• A senior airman removes his gas mask during a readiness drill. Because traditional biometric authentication techniques such as fingerprints and facial scans are not always practical for warfighters, Defense Information Systems Agency (DISA) officials are developing a prototypical system to track gait patterns and frequently visited locations.
     A senior airman removes his gas mask during a readiness drill. Because traditional biometric authentication techniques such as fingerprints and facial scans are not always practical for warfighters, Defense Information Systems Agency (DISA) officials are developing a prototypical system to track gait patterns and frequently visited locations.
  • Within months, DISA officials intend to provide a prototype system capable of identifying users through patterns of life, which may be described as a more advanced form of biometrics.
     Within months, DISA officials intend to provide a prototype system capable of identifying users through patterns of life, which may be described as a more advanced form of biometrics.

DISA Moves Beyond Conventional Biometrics

August 1, 2017
By George I. Seffers
E-mail About the Author

Officials are creating a prototype that will verify mobile user identity based on life patterns.


A U.S. Defense Department pilot project intends to develop a prototype system within the next year to authenticate the identity of mobile users through their so-called patterns of life, such as how fast they walk to work or locations they routinely visit. The project is designed to benefit warfighters who may not have time for fingerprints, facial recognition scans or other forms of traditional biometrics.

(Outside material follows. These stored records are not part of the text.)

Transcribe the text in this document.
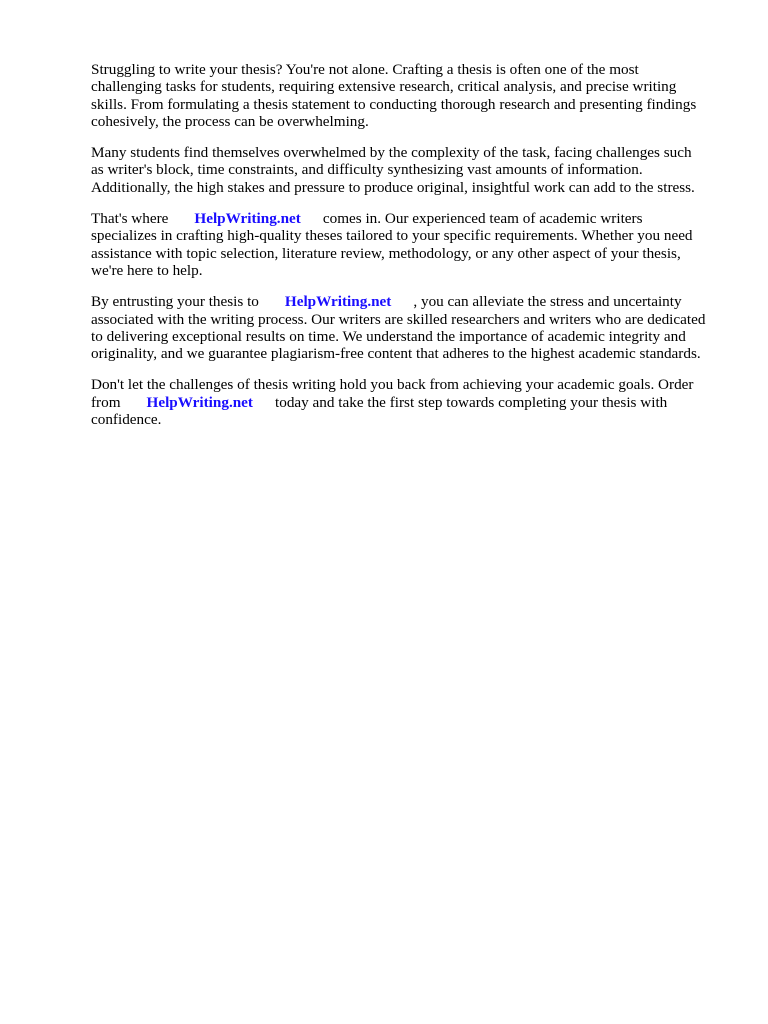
Struggling to write your thesis? You're not alone. Crafting a thesis is often one of the most
challenging tasks for students, requiring extensive research, critical analysis, and precise writing
skills. From formulating a thesis statement to conducting thorough research and presenting findings
cohesively, the process can be overwhelming.

Many students find themselves overwhelmed by the complexity of the task, facing challenges such
as writer's block, time constraints, and difficulty synthesizing vast amounts of information.
Additionally, the high stakes and pressure to produce original, insightful work can add to the stress.

That's where HelpWriting.net comes in. Our experienced team of academic writers
specializes in crafting high-quality theses tailored to your specific requirements. Whether you need
assistance with topic selection, literature review, methodology, or any other aspect of your thesis,
we're here to help.

By entrusting your thesis to HelpWriting.net , you can alleviate the stress and uncertainty
associated with the writing process. Our writers are skilled researchers and writers who are dedicated
to delivering exceptional results on time. We understand the importance of academic integrity and
originality, and we guarantee plagiarism-free content that adheres to the highest academic standards.

Don't let the challenges of thesis writing hold you back from achieving your academic goals. Order
from HelpWriting.net today and take the first step towards completing your thesis with
confidence.
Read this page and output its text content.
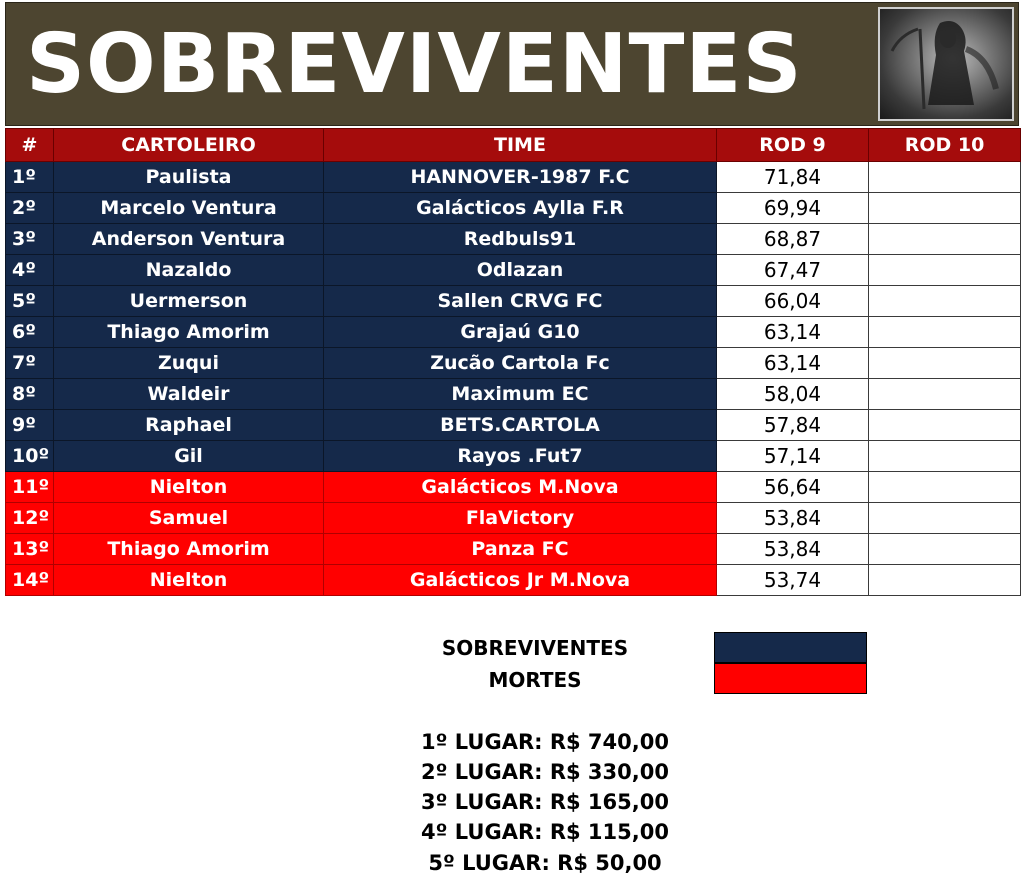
SOBREVIVENTES
#	CARTOLEIRO	TIME	ROD 9	ROD 10
1º	Paulista	HANNOVER-1987 F.C	71,84	
2º	Marcelo Ventura	Galácticos Aylla F.R	69,94	
3º	Anderson Ventura	Redbuls91	68,87	
4º	Nazaldo	Odlazan	67,47	
5º	Uermerson	Sallen CRVG FC	66,04	
6º	Thiago Amorim	Grajaú G10	63,14	
7º	Zuqui	Zucão Cartola Fc	63,14	
8º	Waldeir	Maximum EC	58,04	
9º	Raphael	BETS.CARTOLA	57,84	
10º	Gil	Rayos .Fut7	57,14	
11º	Nielton	Galácticos M.Nova	56,64	
12º	Samuel	FlaVictory	53,84	
13º	Thiago Amorim	Panza FC	53,84	
14º	Nielton	Galácticos Jr M.Nova	53,74	
SOBREVIVENTES
MORTES
1º LUGAR: R$ 740,00
2º LUGAR: R$ 330,00
3º LUGAR: R$ 165,00
4º LUGAR: R$ 115,00
5º LUGAR: R$ 50,00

Defense Information Systems Agency (DISA) officials remain mum on many of the details because they expect to award a contract soon, but they allow that a prototype could be developed in as little as six months. “We’re looking to prototype a specific type of technology as we go forward here, and ... we’re trying to do it in a fairly rapid fashion. So in the next 12 months, I think you’re going see that technology really evolve,” reports Jeremy Corey, DISA’s assured identity program manager and leader of the agency’s Cyber Development Innovation Cell.

The system is expected to authenticate mobile user identities while developing a trust score, which helps determine the user’s level of access.

“From an authentication and authorization standpoint, it provides a means of developing a trust score with a very high probability that you are who you say you are. From an authentication standpoint, it greatly aids us in our ability to identify users on the network,” explains Capt. Jeffrey Buss, USN, chief technology officer for DISA’s Cyber Development Directorate.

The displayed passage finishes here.